あの時ナタリーとエリックは、先に帰ったのだとばかり思っていた。

「・・・そうね、危険すぎたわ」
『えっ、危険すぎた? それってどういう事?』
キャサリンは言おうか言わまいか悩んだが、言うことにした。

「彼、ジゴロとか、そういうのじゃないかって思うの」
キャサリンは、その彼と一夜を共にした事は黙っておいた。
恥ずかしくてとても言えない。

『ジゴロですって?』
ナタリーが電話の向こうで素っ頓狂な声をあげた。
「だって、すごく口が上手いし、慣れてるし、ピザの配達のアルバイトをしてるのに、妙に金回りが良
 さそうだったのよ。

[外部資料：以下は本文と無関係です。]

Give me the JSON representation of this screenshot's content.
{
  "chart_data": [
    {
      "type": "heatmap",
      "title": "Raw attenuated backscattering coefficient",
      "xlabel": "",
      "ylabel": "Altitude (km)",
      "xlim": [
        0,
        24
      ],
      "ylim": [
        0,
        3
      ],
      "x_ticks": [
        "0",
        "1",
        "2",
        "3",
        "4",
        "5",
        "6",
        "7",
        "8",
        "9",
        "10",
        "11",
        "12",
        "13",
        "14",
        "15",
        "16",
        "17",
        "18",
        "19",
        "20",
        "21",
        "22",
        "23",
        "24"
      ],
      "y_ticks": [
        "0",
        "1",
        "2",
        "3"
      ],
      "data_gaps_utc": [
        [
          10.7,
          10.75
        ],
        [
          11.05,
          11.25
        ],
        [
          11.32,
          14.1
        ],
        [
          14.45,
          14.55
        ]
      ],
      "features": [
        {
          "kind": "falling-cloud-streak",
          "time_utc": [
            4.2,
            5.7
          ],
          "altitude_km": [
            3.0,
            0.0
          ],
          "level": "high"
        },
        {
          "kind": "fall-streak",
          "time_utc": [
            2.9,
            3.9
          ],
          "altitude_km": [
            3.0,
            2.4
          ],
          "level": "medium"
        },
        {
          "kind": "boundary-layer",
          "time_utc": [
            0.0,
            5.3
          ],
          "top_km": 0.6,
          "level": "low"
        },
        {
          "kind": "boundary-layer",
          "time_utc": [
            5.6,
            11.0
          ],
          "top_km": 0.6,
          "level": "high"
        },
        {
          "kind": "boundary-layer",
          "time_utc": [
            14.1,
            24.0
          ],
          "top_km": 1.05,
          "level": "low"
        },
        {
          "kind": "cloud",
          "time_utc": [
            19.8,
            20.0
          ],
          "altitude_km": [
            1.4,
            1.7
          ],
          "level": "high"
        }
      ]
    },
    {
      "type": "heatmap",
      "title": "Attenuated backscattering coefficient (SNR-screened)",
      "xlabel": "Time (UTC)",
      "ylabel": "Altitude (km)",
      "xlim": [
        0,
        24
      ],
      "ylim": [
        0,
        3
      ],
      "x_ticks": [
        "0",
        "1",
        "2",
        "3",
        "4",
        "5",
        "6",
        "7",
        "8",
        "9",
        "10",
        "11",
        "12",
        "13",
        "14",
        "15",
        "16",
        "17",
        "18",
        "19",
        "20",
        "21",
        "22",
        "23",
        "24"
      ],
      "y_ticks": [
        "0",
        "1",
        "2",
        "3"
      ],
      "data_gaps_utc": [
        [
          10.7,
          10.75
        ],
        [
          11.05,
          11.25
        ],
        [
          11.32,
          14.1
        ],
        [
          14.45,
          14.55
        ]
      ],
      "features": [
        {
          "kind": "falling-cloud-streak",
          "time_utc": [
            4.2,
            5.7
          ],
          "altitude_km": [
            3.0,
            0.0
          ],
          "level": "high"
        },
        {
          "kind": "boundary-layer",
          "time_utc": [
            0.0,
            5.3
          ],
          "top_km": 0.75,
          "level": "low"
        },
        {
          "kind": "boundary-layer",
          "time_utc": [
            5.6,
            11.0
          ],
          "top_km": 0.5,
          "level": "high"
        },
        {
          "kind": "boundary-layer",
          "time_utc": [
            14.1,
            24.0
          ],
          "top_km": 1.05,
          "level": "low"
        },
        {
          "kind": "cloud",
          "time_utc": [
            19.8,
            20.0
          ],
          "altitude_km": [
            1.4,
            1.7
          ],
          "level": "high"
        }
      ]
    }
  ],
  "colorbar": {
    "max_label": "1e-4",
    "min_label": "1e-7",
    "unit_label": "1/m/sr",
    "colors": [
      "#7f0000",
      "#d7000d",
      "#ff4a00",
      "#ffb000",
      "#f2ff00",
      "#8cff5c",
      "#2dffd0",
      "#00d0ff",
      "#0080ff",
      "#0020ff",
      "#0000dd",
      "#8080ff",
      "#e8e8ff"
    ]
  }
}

怪しいわ」
キャサリンは5ッ星ホテルのスイートに泊まったことは言えなかったので、曖昧な表現をした。

『腕時計が高級ブランドだったとか?』
「そう、そんな感じ」
マックスの腕時計など確認していないが、きっとそうなんじゃないかと思い、話を合わせた。

『そんな感じ? そんな感じってどういう事?』
ナタリーは突っ込んできた。
彼の腕時計のなんか見ていなかったので、キャサリンは困った。
もっとも、見ていても覚えていないだけかも知れない。

「だから、ホテルのスイートが・・・」
しどろもどろになって、言ってしまった。